Which brings me to the second thing that struck me, listening to Ed Yong this morning, which is, ‘what now?’
For almost three years this virus has dominated my work as a science journalist. I’m still writing about it, albeit far less frequently. I don’t think that will change as long as there are peaks and troughs of this disease, as long as it keeps killing people at a high rate, and as long as the devastating tail of long Covid is still crippling so many people.
But I feel an inkling of what it must feel like to be a war reporter who has arrived home after a long tour on a frontline somewhere, and has to try to work out how to be a normal journalist again in a normal world.
Except this world isn’t normal. Covid has changed it, and continues to change it, in ways we are only just starting to glimpse.

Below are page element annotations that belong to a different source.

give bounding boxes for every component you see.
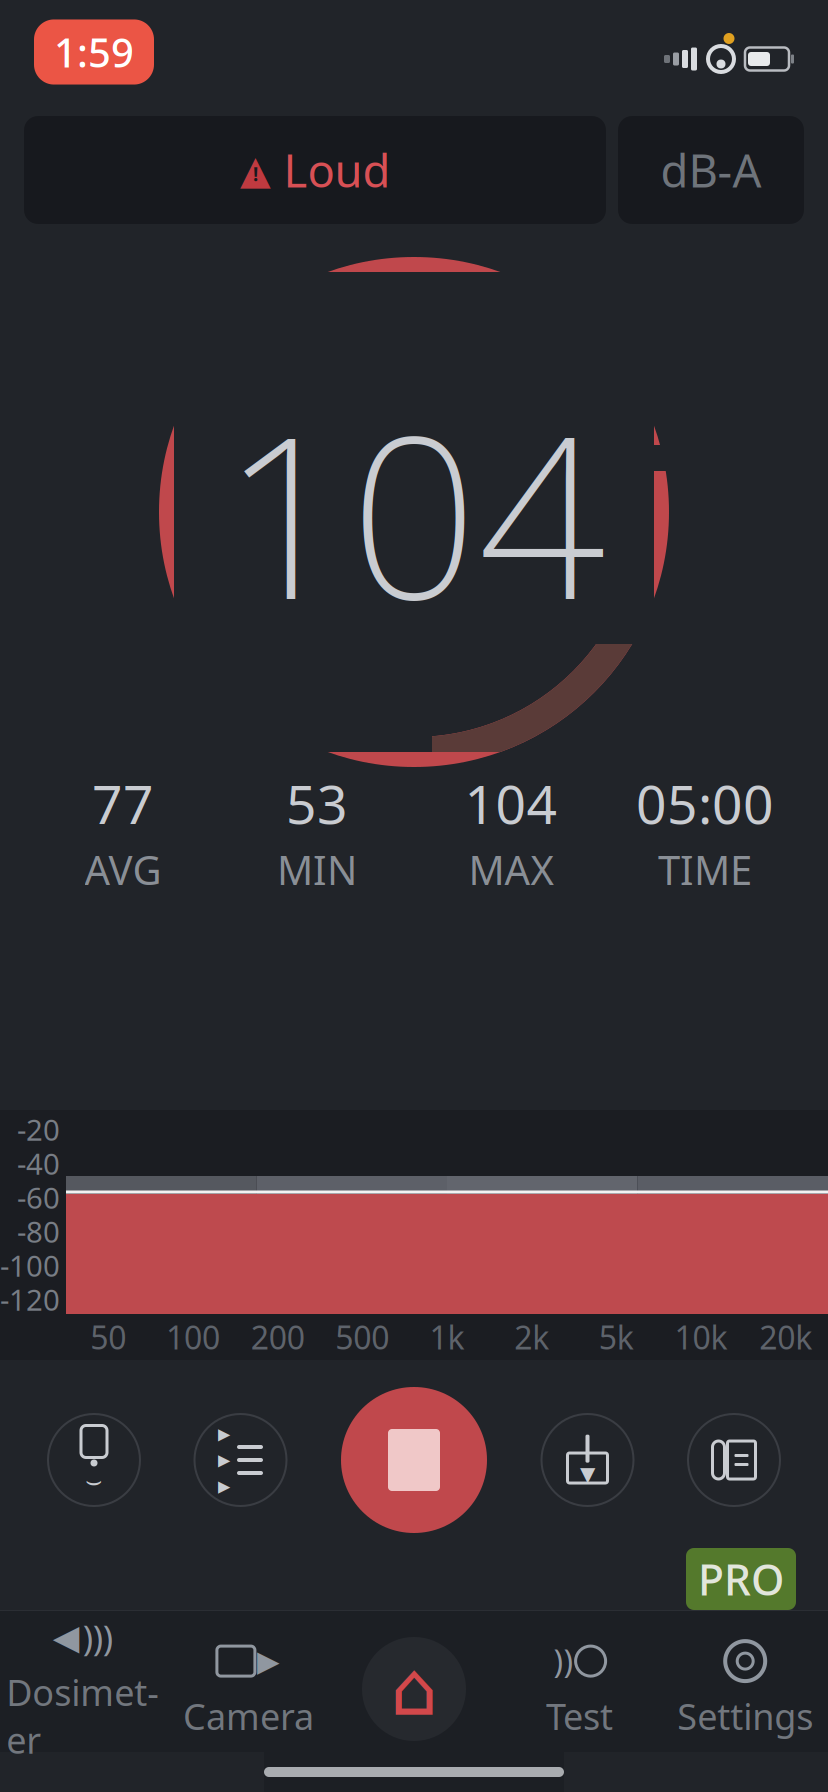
button[interactable]: ◀ [0, 1634, 166, 1744]
staticText: -20 [17, 1110, 60, 1149]
staticText: -80 [17, 1212, 60, 1251]
staticText: PRO [698, 1551, 784, 1607]
staticText: ▶ [218, 1451, 230, 1469]
staticText: dB-A [660, 140, 762, 200]
staticText: ▶ [218, 1477, 230, 1495]
button[interactable]: ▲ [24, 116, 606, 224]
staticText: 100 [166, 1316, 220, 1358]
staticText: 104 [464, 768, 558, 839]
staticText: ▶ [218, 1425, 230, 1443]
button[interactable]: ▶ [166, 1634, 331, 1744]
staticText: 10k [674, 1316, 728, 1358]
staticText: Dosimeter [6, 1668, 159, 1764]
staticText: 500 [335, 1316, 389, 1358]
staticText: 104 [222, 363, 606, 661]
staticText: ▲ [240, 147, 271, 193]
button[interactable]: )) [497, 1634, 662, 1744]
staticText: ! [253, 162, 258, 186]
staticText: 05:00 [636, 768, 774, 839]
staticText: -100 [0, 1246, 60, 1285]
staticText: 77 [92, 768, 154, 839]
staticText: AVG [84, 843, 162, 896]
staticText: Settings [677, 1692, 813, 1740]
staticText: -60 [17, 1178, 60, 1217]
staticText: )) [554, 1640, 574, 1682]
staticText: ▶ [257, 1644, 280, 1678]
button[interactable]: Home [331, 1634, 497, 1744]
button[interactable]: List [192, 1412, 288, 1508]
staticText: ))) [83, 1614, 113, 1660]
button[interactable]: dB-A [618, 116, 804, 224]
button[interactable]: Report [686, 1412, 782, 1508]
staticText: Loud [284, 140, 390, 200]
staticText: 50 [90, 1316, 126, 1358]
staticText: 2k [514, 1316, 549, 1358]
button[interactable]: Settings [662, 1634, 828, 1744]
staticText: -120 [0, 1280, 60, 1319]
staticText: ⌣ [85, 1468, 103, 1494]
staticText: 1k [430, 1316, 464, 1358]
staticText: Test [546, 1692, 613, 1740]
staticText: ▼ [580, 1463, 595, 1485]
button[interactable]: Calibrate [46, 1412, 142, 1508]
staticText: 1:59 [54, 25, 134, 78]
staticText: 200 [251, 1316, 305, 1358]
button[interactable]: Stop recording [339, 1385, 489, 1535]
button[interactable]: PRO [686, 1548, 796, 1610]
staticText: 20k [759, 1316, 812, 1358]
staticText: 53 [286, 768, 348, 839]
staticText: ◀ [53, 1618, 80, 1657]
staticText: -40 [17, 1144, 60, 1183]
staticText: TIME [658, 843, 752, 896]
staticText: MIN [277, 843, 357, 896]
staticText: Camera [183, 1692, 314, 1740]
button[interactable]: Save [540, 1412, 636, 1508]
staticText: ⌂ [390, 1647, 438, 1731]
staticText: MAX [468, 843, 554, 896]
staticText: 5k [599, 1316, 634, 1358]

We still are only at the start of trying to understand the long-term immune consequences of the repeat infections and the increase in the risk of chronic diseases such as diabetes and heart disease.

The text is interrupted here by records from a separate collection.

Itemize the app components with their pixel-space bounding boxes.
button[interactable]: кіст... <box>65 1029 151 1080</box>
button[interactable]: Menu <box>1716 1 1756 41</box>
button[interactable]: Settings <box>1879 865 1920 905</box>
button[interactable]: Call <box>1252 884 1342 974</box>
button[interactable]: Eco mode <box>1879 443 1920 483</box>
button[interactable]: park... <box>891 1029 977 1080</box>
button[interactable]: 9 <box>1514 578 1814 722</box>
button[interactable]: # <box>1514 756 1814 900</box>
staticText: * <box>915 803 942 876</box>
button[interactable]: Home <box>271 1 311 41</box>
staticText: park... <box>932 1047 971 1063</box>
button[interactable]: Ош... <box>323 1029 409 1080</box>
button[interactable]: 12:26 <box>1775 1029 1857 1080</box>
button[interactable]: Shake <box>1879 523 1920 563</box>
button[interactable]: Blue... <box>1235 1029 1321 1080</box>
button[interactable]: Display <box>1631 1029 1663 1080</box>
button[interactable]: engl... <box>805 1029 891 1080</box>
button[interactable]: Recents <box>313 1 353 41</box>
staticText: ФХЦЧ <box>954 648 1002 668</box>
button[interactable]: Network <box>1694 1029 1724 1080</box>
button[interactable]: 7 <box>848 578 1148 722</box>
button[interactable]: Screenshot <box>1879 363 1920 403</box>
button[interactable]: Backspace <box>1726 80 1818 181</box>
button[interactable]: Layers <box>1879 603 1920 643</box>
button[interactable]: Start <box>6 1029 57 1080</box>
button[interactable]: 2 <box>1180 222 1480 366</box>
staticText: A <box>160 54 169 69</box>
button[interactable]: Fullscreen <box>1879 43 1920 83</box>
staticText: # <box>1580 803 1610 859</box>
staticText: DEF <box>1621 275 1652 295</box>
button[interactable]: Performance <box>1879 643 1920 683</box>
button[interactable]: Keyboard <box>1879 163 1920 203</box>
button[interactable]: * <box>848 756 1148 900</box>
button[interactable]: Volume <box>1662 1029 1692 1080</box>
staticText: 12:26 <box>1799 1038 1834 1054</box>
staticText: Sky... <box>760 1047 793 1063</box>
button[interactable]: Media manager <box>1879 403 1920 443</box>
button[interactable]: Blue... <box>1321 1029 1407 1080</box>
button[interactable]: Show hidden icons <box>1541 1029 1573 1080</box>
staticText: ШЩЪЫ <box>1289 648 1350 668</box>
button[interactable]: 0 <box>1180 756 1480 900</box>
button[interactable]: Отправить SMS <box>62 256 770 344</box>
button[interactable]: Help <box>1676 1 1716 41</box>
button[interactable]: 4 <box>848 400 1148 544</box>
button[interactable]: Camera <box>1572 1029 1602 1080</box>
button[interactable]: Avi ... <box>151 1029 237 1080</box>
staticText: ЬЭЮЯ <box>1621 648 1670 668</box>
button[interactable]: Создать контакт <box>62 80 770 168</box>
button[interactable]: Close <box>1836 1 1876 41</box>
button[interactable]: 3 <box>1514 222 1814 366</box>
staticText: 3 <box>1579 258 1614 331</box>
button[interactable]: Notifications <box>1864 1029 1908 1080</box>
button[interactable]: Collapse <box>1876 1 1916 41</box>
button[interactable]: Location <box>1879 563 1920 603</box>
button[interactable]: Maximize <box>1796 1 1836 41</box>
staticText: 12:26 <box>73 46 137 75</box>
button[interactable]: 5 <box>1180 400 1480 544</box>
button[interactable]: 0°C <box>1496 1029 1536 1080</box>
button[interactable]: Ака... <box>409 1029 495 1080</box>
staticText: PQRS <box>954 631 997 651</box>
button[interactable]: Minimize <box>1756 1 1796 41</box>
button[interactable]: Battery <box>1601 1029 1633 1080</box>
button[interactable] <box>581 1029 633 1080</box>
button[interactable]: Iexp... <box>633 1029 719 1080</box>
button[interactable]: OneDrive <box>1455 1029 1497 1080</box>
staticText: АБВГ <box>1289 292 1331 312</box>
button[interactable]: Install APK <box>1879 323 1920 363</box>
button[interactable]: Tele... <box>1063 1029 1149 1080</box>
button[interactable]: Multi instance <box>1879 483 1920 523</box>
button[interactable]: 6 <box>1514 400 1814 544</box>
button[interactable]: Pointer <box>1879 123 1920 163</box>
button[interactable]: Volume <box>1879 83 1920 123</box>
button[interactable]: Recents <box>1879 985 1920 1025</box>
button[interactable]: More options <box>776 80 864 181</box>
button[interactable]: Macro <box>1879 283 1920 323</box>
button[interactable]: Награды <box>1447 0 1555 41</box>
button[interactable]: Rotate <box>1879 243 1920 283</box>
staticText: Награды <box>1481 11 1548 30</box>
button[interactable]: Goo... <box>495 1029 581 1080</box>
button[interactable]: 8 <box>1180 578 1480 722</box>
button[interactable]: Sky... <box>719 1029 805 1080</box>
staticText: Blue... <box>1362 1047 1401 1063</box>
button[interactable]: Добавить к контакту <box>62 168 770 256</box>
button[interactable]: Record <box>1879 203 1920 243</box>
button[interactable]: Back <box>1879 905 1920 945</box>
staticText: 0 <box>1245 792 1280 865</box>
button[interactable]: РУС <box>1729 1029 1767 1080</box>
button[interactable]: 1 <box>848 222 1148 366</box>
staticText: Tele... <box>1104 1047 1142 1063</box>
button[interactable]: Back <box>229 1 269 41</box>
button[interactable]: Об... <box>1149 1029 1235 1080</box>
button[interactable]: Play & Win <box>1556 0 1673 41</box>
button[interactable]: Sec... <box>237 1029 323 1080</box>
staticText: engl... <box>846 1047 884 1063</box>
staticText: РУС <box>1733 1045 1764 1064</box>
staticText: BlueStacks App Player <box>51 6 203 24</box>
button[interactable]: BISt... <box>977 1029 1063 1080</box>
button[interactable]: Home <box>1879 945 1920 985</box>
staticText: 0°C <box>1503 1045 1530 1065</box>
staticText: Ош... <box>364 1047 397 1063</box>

The vulnerable in society – the elderly, people with disabilities, those with compromised immune systems – have been condemned as collateral damage we’re willing to accept if it means we don’t have to wear masks on public transport or get vaccinated or adequately fund paid sick leave for everyone.
The industries that have borne the brunt of the pandemic – health and aged care workers, teachers, low-paid insecure workers forced to remain on the frontlines with limited protection – are unsurprisingly finding it hard to attract and keep new staff. Who would want to commit to a job that, when a life-threatening disaster arrived, literally shoved them out the door to face death with only the distant sound of applause in their ears to protect them?
And there are bigger, slower-moving disasters that Covid briefly distracted us from: climate change, the biodiversity crisis, antimicrobial resistance.
So I’m asking myself, ‘what now?’. What have I learned – personally and professionally – from the past three years that I should be applying to what I do now?
As I write this, I don’t know the answer to that question. Hopefully some time soon I will.